Cette transformation du bourg, entre le XIXe et la première moitié du XXe siècle, est également soutenue par la création de l’établissement des Forges de Basse-Indre au début des années 1820, à l’endroit d’un ancien chantier de construction navale. Première forge à l’anglaise installée dans l’Ouest de la France, l’usine métallurgique se spécialise progressivement dans la production de fer-blanc nécessaire aux industries de la conserve alimentaire. Avec près de deux siècles d’activité, le site des Forges de Basse-Indre (aujourd’hui Usinor Packaging, filiale d’Arcelor-Mittal) demeure en activité et continue de produire des emballages alimentaires métalliques.
PORTRAIT DE MICHEL ANDRÉ
Les Indrais restent attachés à la dernière grosse usine de la commune, la ferblanterie d’Arcelor-Mittal.
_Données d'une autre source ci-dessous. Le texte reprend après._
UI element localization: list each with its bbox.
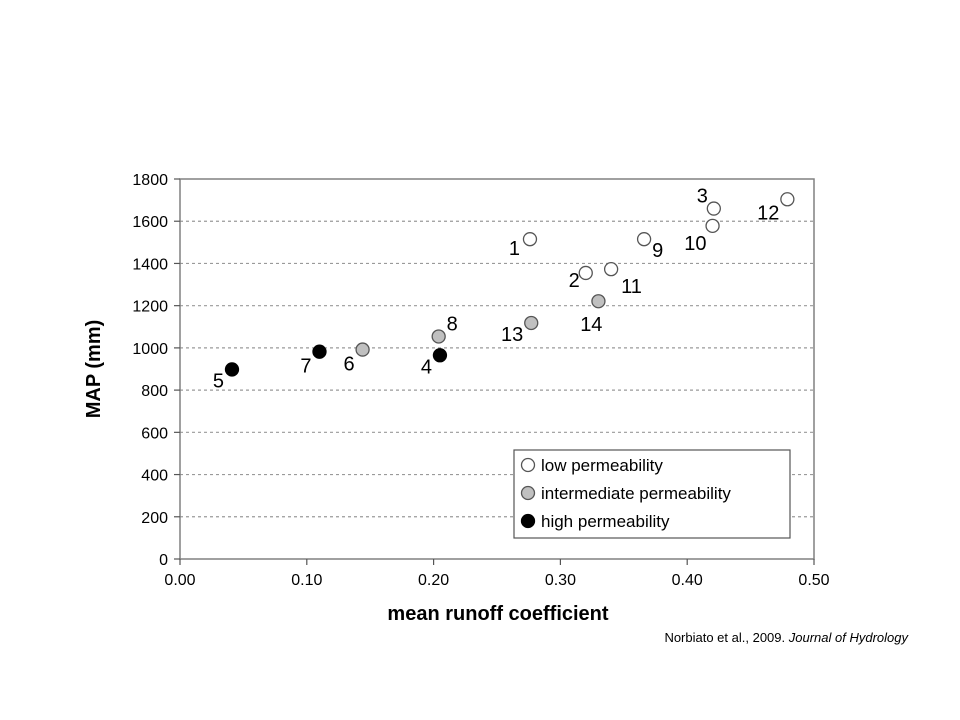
y-tick-label: 1200 [132, 299, 168, 316]
data-point [591, 294, 606, 309]
data-point [522, 232, 538, 247]
legend-marker [520, 457, 536, 473]
legend-label: low permeability [541, 456, 663, 475]
data-points [224, 192, 795, 377]
data-point [706, 201, 721, 216]
plot-area-frame [179, 178, 815, 560]
point-label: 1 [509, 238, 520, 260]
y-tick-label: 800 [141, 383, 168, 400]
point-label: 13 [501, 324, 523, 346]
data-point [432, 348, 448, 363]
point-label: 11 [621, 276, 642, 298]
data-point [224, 362, 240, 377]
x-tick-label: 0.20 [418, 572, 449, 589]
legend-marker [520, 513, 536, 529]
point-label: 8 [447, 313, 458, 335]
point-label: 7 [300, 356, 311, 378]
axis-ticks: 0 200 400 600 800 1000 1200 1400 1600 1800 0.00 0.1… [132, 172, 829, 589]
data-point [780, 192, 795, 207]
x-tick-label: 0.30 [545, 572, 576, 589]
point-label: 5 [213, 370, 224, 392]
source-journal: Journal of Hydrology [788, 630, 908, 645]
x-tick-label: 0.00 [164, 572, 195, 589]
y-tick-label: 1400 [132, 256, 168, 273]
legend-box [513, 449, 791, 539]
y-axis-title: MAP (mm) [83, 320, 105, 419]
point-label: 10 [684, 233, 706, 255]
legend-label: high permeability [541, 512, 670, 531]
point-label: 14 [580, 314, 602, 336]
legend: low permeability intermediate permeabilit… [513, 449, 791, 539]
data-point [524, 315, 539, 331]
legend-label: intermediate permeability [541, 484, 731, 503]
x-tick-label: 0.10 [291, 572, 322, 589]
y-tick-label: 1600 [132, 214, 168, 231]
data-point [355, 342, 370, 357]
point-label: 12 [757, 202, 779, 224]
legend-marker [520, 485, 536, 501]
x-tick-label: 0.50 [798, 572, 829, 589]
y-tick-label: 0 [159, 552, 168, 569]
y-tick-label: 400 [141, 468, 168, 485]
x-tick-label: 0.40 [672, 572, 703, 589]
point-label: 2 [569, 270, 580, 292]
source-citation: Norbiato et al., 2009. Journal of Hydrol… [664, 630, 908, 645]
y-tick-label: 1800 [132, 172, 168, 189]
data-point [431, 329, 446, 344]
data-point [578, 265, 593, 281]
point-label: 3 [697, 186, 708, 208]
data-point [705, 218, 720, 234]
x-axis-title: mean runoff coefficient [387, 603, 608, 625]
y-tick-label: 1000 [132, 341, 168, 358]
data-point [636, 232, 652, 247]
point-label: 4 [421, 356, 432, 378]
point-label: 9 [652, 240, 663, 262]
legend-items: low permeability intermediate permeabilit… [520, 456, 731, 531]
source-authors: Norbiato et al., 2009. [664, 630, 786, 645]
data-point [603, 261, 619, 277]
point-label: 6 [343, 354, 354, 376]
data-point [312, 344, 327, 359]
y-tick-label: 600 [141, 425, 168, 442]
y-tick-label: 200 [141, 510, 168, 527]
Une pause-café au Relais du Bac nous aura permis d’apprendre que l’on arrive au Ciel en dépassant le quai Jean-Bart, vers l’usine… Créé par d’anciens employés, le Ciel (Conservatoire de l’Industrie de l’Estuaire de la Loire) se niche dans l’ancienne imprimerie sur métal, aujourd’hui désaffectée. Michel André, son directeur, nous attend dans cet espace de trois mille mètres carrés recouvert d’un toit en sheds dont certaines verrières menacent de s’affaisser. Il a fait toute sa carrière à l’usine, dans les ressources humaines. La voix grave, une tête de capitaine au long cours, il cultive sa passion pour l’industrie estuarienne. Dans la lumière blanche que diffusent les vitrages de la toiture – orientés nord pour éviter d’éblouir les ouvriers, précise-t-il –, Michel André déambule entre une collection de vieux tracteurs et les machines d’une menuiserie de l’estuaire qui a fermé ses portes en léguant au Ciel tout son matériel. « Mais attention ! N’allez pas y voir un musée pour nostalgiques d’une industrie déclinante ! Nous en faisons un conservatoire-école où le passé sert à préparer l’avenir. Lors des Journées du patrimoine, les meilleurs ouvriers de France témoignent de leur parcours et renseignent les jeunes sur des métiers dont on ignore qu’ils sont encore très porteurs, comme la chaudronnerie. Vous connaissez la chaudronnerie ? »
INDRET
En rive sud, vis-à-vis du bourg de Basse-Indre, se dresse la fameuse île d’Indret qui compte parmi les plus anciens sites industriels de l’estuaire de la Loire. Comprise dans le domaine du duché de Bretagne depuis le Moyen Âge, le duc Jean V y fait construire, durant la première moitié du XVe siècle, une résidence ducale, probablement un manoir destiné à une occupation saisonnière. En 1777, de Sartine, ministre de la Marine de Louis XVI, choisit l’île d’Indret appartenant au domaine royal, pour établir une fonderie de canons. La particularité du site d’Indret est d’utiliser l’énergie hydraulique pour forer les canons. L’action conjuguée d’une retenue d’eau maintenue un système de digues et de l’énergie marémotrice entraîne le moulin de la forerie. En 1781, l’établissement d’Indret devient Manufacture royale de bouches à feu. Dans les années 1820, la fonderie de canons d’Indret est reconvertie et se spécialise dans la fabrication de machines à vapeur pour les besoins de la Marine. Aujourd’hui, le site est toujours spécialisé dans la propulsion navale, en particulier dans la production d’appareils propulsifs destinés aux sous-marins nucléaires de la marine française.